Pipit spioncelle

Publié le jeudi 28 février 2008


Pipit spioncelle Anthus spinoletta

Angl. : Water Pipit
All. : Bergpieper
It. : Spioncello

Pipit spioncelle, photo Rémi RUFER © 2008

Le Pipit spioncelle est une espèce holarctique, polytypique, dont la position systématique est controversée et n’a pas encore abouti à un consensus (Cramp 1988). L’espèce appartient au complexe systématique spinoletta/petrosus, dont la présence en Eurasie s’étend de la péninsule ibérique au Caucase et des pays scandinaves à la mer Caspienne (Cramp 1988, [E]). En Europe de l’Ouest, la sous-espèce nominale A. s. spinoletta est inféodée aux milieux montagnards, de la péninsule ibérique aux Balkans (Cramp 1988). Les effectifs européens sont compris entre 260 000 et 350 000 couples et cinq pays (Roumanie, Suisse, Autriche, Italie, Espagne) abritent environ 50 % de ceux ci.

En France, l’espèce est présente à l’est d’une diagonale Strasbourg / Saint Jean de Luz ; elle présente, comme dans les autres pays européens, une distribution en taches, reflet de ses exigences écologiques. Avec les Pyrénées, la zone alpine de la région Rhône-Alpes accueille la plus forte population française de pipits spioncelles ([N], [E]).

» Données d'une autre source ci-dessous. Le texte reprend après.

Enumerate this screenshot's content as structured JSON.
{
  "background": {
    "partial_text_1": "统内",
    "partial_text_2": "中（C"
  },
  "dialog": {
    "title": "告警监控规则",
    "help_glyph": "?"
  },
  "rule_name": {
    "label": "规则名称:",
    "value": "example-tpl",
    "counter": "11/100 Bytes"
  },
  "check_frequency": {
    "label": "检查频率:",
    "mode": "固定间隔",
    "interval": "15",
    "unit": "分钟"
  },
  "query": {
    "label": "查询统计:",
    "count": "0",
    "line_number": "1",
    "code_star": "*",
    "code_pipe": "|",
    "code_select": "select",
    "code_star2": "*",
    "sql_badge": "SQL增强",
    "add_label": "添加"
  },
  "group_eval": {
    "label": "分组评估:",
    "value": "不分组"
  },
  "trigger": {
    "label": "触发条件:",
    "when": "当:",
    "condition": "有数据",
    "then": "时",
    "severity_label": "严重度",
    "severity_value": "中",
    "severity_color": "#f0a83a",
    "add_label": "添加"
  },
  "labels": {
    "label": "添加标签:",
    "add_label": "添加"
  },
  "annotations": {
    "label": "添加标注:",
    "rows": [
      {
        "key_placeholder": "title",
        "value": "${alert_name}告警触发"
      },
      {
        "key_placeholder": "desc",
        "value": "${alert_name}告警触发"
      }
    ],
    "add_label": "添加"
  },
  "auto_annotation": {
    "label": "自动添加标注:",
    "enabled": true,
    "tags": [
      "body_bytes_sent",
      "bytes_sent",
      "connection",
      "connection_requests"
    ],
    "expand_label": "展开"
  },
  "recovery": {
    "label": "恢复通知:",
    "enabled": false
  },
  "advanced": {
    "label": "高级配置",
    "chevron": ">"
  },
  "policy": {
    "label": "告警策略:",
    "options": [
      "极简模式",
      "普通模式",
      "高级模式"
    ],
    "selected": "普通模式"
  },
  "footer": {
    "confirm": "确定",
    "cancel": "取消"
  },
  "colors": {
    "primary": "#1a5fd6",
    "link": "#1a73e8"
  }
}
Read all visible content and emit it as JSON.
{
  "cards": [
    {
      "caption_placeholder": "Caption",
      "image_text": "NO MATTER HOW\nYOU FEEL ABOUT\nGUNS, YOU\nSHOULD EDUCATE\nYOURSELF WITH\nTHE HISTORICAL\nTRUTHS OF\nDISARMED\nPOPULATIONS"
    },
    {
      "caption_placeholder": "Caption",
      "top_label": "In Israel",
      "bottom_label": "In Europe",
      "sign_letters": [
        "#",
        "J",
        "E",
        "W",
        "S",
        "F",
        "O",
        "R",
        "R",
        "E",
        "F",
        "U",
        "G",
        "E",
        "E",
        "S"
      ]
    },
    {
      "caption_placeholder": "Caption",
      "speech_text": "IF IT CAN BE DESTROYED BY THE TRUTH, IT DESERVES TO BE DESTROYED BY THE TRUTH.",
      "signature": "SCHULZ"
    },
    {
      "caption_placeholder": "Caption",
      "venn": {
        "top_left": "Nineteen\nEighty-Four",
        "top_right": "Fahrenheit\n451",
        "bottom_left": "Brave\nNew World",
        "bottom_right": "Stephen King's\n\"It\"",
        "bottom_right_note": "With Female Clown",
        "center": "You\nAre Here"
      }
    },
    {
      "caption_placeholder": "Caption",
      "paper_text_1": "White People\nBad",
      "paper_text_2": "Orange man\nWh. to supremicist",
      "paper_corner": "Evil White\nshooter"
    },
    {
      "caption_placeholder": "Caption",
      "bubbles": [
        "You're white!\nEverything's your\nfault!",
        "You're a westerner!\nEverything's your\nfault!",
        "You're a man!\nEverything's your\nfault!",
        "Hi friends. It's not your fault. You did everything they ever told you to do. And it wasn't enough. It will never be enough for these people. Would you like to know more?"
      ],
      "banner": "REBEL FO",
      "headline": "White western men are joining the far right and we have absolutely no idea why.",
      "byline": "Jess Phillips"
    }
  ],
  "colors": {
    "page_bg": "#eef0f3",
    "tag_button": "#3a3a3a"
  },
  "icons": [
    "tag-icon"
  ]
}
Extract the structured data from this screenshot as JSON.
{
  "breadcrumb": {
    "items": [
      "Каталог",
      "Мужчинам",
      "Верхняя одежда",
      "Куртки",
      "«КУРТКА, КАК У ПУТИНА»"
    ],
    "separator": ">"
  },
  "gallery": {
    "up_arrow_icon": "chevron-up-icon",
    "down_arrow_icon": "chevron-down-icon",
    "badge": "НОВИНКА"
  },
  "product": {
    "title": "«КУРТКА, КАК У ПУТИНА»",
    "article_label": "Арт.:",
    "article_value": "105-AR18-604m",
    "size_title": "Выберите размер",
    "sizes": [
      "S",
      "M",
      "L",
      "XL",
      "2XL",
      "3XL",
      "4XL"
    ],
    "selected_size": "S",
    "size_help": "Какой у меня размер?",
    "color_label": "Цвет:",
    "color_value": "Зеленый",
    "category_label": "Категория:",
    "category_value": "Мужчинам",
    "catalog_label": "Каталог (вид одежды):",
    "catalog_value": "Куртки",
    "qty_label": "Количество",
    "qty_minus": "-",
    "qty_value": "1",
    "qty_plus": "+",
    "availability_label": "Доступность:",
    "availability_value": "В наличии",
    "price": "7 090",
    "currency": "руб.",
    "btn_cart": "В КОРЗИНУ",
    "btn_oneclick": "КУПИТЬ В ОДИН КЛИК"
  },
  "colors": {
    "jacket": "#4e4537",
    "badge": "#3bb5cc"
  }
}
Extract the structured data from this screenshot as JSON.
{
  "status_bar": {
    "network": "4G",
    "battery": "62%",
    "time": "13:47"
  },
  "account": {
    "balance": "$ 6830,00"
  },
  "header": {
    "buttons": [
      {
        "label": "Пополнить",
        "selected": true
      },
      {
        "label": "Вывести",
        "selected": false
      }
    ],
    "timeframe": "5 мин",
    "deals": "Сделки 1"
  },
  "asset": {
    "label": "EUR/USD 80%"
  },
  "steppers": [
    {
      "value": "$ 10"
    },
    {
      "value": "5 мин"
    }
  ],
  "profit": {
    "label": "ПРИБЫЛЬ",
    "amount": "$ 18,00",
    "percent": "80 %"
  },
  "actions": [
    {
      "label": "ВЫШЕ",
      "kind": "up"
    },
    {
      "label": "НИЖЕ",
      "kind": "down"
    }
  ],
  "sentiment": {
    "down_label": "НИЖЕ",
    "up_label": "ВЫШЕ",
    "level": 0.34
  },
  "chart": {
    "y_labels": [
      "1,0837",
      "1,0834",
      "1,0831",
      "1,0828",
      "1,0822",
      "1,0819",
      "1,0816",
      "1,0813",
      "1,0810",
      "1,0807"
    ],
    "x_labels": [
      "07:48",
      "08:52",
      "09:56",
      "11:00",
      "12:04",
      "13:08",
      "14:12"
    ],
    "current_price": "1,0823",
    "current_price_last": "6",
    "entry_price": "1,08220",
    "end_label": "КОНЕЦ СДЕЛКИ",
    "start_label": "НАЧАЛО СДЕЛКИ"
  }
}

Si la présente carte de répartition met en évidence les affinités montagnardes de l’espèce, elle apporte des informations nouvelles substantielles complétant celle de la dernière enquête nationale pour la région. Confirmant les résultats du précédent atlas, le coeur de la population rhônalpine est située dans les Alpes internes des départements savoyards ([R]). Les plus fortes populations de Rhône-Alpes sont établies dans le département de la Savoie. Cette place forte de la présence du Pipit spioncelle se prolonge vers le sud, en Isère et en Drôme. Ici, la répartition de l’espèce est plus lâche et apparaît discontinue voire ponctuelle, reflet d’une moindre fréquence. Cependant, la reproduction certaine de l’espèce a pu être confirmée vers l’ouest jusqu’aux derniers contreforts du massif du Vercors, dominant la vallée du Rhône. Cet élargissement de la répartition vers l’ouest, dans le sud de la région, s’explique par une meilleure prospection de milieux favorables à l’espèce, à des altitudes moyennes eu égard à ses exigences écologiques : 1 100 m au lieu-dit “ Pierre Chauve ” sur la commune de Barbières (26) ; 1 099 m au sommet du champ de tir de Peyrus (26). Il apparaît qu’en Drôme, l’espèce occupe, peu ou prou, l’ensemble des massifs qui présentent des milieux favorables, même si, dans les Baronnies, la distribution est localisée. De plus, la carte met en évidence trois noyaux de populations plus isolés : les Crêts jurassiens et le Jura méridional (01), les Hautes Chaumes des monts du Forez (42) et les sommets des hauts-plateaux ardéchois (07) en limite ouest de la région. Biber (in [N]), le signale en augmentation dans le Vivarais par rapport au premier atlas national (Yeatman 1976). Aucune donnée ne nous permet de confirmer ou d’infirmer ces faits. Ladet (comm. pers.) précise l’implantation d’une population sur le secteur du Mézenc, mais une progression dans cette région du Vivarais ne semble pas caractérisée. Certaines populations auraient disparu des Monts du Lyonnais et du Pilat (Biber in [N]). Sur ce dernier territoire, les prospections récentes indiquent le retour de l’espèce avec une preuve certaine de nidification. Sa disparition des Monts du Lyonnais semble par contre confirmée.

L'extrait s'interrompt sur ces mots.